If Brexit were not sucking all the oxygen out of British political life, we might all have a better idea of the seriousness of the housing crisis. Admittedly, here will always be unmet demand for housing. After food and clothing, a suitable place to live is the most basic requisite for human happiness. Right now, the hope of getting happily settled anywhere is a mirage for hundreds of thousands of people – a problem made vastly worse since the government began its austerity programme in the wake of the banks that failed in 2008.
In the late 1970s and early 1980s, resistance to government-imposed austerity came mainly from the organised working class, through trade unions. Now the pushback is principally from two disparate groups, the young and university educated, and the socially dispossessed. It is sometimes assumed that student debt is the cause of Corbyn’s extraordinary appeal to young voters, but the under-25s that I know are quietly resigned to the prospect of having an extra 9p in the pound deducted from their income into the distant future. They are not relaxed about the possibility they might never be able to buy a place of their own, because house prices are so high. It has been pointed out – rightly – that people who have no prospect of accumulating capital have no stake in the capitalist system.
That aspect of the housing crisis is hitting people who are comparatively well placed to make themselves heard. The other problem, which is arguably more serious because of the suffering it causes, affects people who would not be able to buy a property even if there were a sudden collapse in the housing market. It is government’s sustained assault on social housing.
When the Conservative-led coalition came to power in 2010 with a mission to reduce public debt, social housing was one of the first targets. Government investment in house building fell from £11.4bn in 2009 to £5.3bn in 2015. The building of new social housing for people ground almost to a halt. Last week, the housing charity Shelter declared there are now 1.15 million families on waiting lists for social housing.
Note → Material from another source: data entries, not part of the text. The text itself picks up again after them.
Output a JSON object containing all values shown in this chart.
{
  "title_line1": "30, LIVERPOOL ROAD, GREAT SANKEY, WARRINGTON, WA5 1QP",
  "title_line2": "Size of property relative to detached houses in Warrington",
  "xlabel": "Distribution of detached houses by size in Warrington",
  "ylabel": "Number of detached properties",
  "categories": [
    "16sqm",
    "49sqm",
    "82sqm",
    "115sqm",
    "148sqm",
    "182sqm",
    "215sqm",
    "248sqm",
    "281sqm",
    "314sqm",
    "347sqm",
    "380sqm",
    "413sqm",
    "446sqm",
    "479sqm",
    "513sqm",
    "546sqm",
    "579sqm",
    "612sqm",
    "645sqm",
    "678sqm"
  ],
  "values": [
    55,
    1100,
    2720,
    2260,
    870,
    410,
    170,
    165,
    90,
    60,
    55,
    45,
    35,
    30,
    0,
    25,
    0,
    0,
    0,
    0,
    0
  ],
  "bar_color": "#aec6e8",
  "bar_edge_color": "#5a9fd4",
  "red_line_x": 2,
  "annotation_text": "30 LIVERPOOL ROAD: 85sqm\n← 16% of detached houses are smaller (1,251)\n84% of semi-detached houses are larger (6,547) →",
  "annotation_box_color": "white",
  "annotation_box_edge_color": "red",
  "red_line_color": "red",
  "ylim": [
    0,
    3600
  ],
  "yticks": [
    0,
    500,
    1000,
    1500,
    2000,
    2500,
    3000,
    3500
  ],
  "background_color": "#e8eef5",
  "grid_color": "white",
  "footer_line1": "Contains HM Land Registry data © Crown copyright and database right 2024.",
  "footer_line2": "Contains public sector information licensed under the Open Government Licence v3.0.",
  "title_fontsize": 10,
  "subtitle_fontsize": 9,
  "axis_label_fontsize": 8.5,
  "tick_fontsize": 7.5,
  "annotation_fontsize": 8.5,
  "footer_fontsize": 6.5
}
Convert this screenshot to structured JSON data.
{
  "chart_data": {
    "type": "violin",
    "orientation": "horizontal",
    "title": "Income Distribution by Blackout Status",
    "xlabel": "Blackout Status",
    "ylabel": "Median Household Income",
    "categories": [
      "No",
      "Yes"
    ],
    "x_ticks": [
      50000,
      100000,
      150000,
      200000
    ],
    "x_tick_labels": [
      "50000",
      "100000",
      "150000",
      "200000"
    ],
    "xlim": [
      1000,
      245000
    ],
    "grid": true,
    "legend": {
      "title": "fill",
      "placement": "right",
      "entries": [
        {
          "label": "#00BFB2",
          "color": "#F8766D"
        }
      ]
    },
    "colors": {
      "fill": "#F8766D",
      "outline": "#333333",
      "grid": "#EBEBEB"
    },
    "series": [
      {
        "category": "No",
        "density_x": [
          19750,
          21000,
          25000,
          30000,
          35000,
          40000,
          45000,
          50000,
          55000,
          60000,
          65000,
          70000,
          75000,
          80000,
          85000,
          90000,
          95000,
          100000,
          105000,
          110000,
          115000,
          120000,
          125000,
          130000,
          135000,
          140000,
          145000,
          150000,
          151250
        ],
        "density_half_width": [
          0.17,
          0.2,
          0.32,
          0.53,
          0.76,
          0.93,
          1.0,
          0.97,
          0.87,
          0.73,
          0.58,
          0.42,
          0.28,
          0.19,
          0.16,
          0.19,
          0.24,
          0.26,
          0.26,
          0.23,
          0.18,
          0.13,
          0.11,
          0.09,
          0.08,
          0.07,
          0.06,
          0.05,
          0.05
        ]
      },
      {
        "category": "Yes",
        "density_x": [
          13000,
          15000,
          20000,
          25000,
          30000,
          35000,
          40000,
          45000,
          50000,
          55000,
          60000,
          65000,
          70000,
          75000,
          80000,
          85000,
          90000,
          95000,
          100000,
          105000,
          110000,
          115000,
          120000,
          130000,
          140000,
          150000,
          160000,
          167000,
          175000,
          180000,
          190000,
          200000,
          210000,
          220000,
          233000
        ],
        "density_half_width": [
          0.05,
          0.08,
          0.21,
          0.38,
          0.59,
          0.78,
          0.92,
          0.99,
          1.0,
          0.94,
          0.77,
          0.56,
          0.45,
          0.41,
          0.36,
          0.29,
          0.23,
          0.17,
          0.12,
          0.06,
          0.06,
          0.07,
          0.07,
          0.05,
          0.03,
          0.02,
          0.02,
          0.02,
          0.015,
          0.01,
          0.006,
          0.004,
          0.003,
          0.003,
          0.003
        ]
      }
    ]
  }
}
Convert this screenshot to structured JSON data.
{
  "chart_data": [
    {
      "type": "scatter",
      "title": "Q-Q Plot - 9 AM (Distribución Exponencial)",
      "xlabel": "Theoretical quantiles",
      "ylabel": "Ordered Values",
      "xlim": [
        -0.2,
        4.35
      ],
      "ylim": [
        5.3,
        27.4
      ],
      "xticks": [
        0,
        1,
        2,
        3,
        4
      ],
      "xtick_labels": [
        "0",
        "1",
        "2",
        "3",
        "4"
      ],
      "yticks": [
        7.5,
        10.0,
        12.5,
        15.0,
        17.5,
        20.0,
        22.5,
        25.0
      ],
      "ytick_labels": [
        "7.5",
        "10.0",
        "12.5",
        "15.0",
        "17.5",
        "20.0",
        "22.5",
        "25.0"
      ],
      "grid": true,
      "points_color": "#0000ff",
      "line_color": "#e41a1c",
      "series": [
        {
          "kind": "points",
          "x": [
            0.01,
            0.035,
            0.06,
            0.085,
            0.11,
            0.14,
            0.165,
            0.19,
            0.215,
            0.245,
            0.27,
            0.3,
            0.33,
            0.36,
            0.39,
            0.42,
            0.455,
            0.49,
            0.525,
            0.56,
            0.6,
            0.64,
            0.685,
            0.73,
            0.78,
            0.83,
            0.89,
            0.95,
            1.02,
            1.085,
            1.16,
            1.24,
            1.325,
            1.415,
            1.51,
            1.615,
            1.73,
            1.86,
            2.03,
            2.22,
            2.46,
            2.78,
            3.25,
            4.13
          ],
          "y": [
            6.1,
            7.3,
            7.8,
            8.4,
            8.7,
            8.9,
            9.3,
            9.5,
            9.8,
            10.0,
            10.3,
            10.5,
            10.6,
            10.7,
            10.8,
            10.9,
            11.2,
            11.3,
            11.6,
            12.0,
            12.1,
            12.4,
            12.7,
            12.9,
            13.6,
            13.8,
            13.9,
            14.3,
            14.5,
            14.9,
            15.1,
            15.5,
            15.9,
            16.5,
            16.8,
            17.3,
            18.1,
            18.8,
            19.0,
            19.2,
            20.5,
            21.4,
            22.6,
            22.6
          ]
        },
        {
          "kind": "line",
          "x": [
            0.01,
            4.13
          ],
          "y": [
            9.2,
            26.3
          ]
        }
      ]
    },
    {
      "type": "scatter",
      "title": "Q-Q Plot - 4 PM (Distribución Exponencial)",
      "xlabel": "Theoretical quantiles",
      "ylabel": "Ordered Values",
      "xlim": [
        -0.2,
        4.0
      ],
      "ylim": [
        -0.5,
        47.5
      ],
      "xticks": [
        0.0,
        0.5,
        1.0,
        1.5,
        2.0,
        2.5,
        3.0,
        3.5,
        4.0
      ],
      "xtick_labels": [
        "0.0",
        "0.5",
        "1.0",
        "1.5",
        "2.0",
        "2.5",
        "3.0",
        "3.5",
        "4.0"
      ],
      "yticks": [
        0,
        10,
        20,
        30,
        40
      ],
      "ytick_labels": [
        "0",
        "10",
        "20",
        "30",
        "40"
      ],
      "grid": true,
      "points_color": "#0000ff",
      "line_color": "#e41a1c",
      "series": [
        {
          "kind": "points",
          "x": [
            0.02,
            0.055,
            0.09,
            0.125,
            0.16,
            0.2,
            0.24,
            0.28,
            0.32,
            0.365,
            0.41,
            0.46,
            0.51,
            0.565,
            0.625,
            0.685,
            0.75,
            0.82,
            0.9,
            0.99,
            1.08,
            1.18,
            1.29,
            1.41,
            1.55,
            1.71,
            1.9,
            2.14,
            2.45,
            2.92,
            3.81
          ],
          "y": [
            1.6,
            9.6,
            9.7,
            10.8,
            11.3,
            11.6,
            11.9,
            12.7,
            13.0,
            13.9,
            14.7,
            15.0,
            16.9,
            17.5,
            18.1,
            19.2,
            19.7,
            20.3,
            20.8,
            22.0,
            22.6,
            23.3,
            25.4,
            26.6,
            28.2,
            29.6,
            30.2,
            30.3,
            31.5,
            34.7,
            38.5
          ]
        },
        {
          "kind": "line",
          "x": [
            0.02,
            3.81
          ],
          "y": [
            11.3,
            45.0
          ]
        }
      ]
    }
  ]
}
Almost two-thirds of those families have been waiting more than a year, over a quarter for more than five years. Last year, the number of homes made available to reduce this vast queue was just 290,000. One crazy aspect of this scandal is that it condemns thousands of families to live in unsuitable privately owned accommodation, with their rent paid by the government, through housing benefit.
The people who need social housing are generally out of sight and out of mind, but a year ago this one group, who had survived the Grenfell fire, were highly visible and audible, with public opinion on their side. This raised a glimmer of hope that those in authority might change their attitude to social housing. Perhaps, they might see it as an important and necessary service in which the nation can take pride, like the NHS, rather than an expense. When May addressed the Conservative annual conference last October, she announced to stout applause that public spending on the Affordable Homes Programme was to go up from £7.1bn to £9.1bn.
But within a few months of May’s announcement, it emerged that Sajid Javid, who then headed the Department of Communities, Housing and Local Government, had no use for all the cash held by the programme, and was surrendering £72m of it, to be added to the Help to Buy scheme. Last month, it emerged the £400m that the government has put aside to replace the cladding on 158 or so highrise social housing tower blocks is to come out of the Affordable Homes Programme.
Perhaps when the Grenfell Tower inquiry team produces its report, that will concentrate minds on the bigger issues around social housing – or perhaps another disaster will reawaken the nation’s conscience. Unfortunately, a more likely outcome is that the Grenfell catastrophe will be treated as a one-off, a few individuals will cop the blame, no more highrise blocks will be wrapped in the type of cladding that turned the tower into a death trap; those former residents who have not yet been rehoused will be, and then those in authority will feel that they can say job done, Grenfell sorted, move on!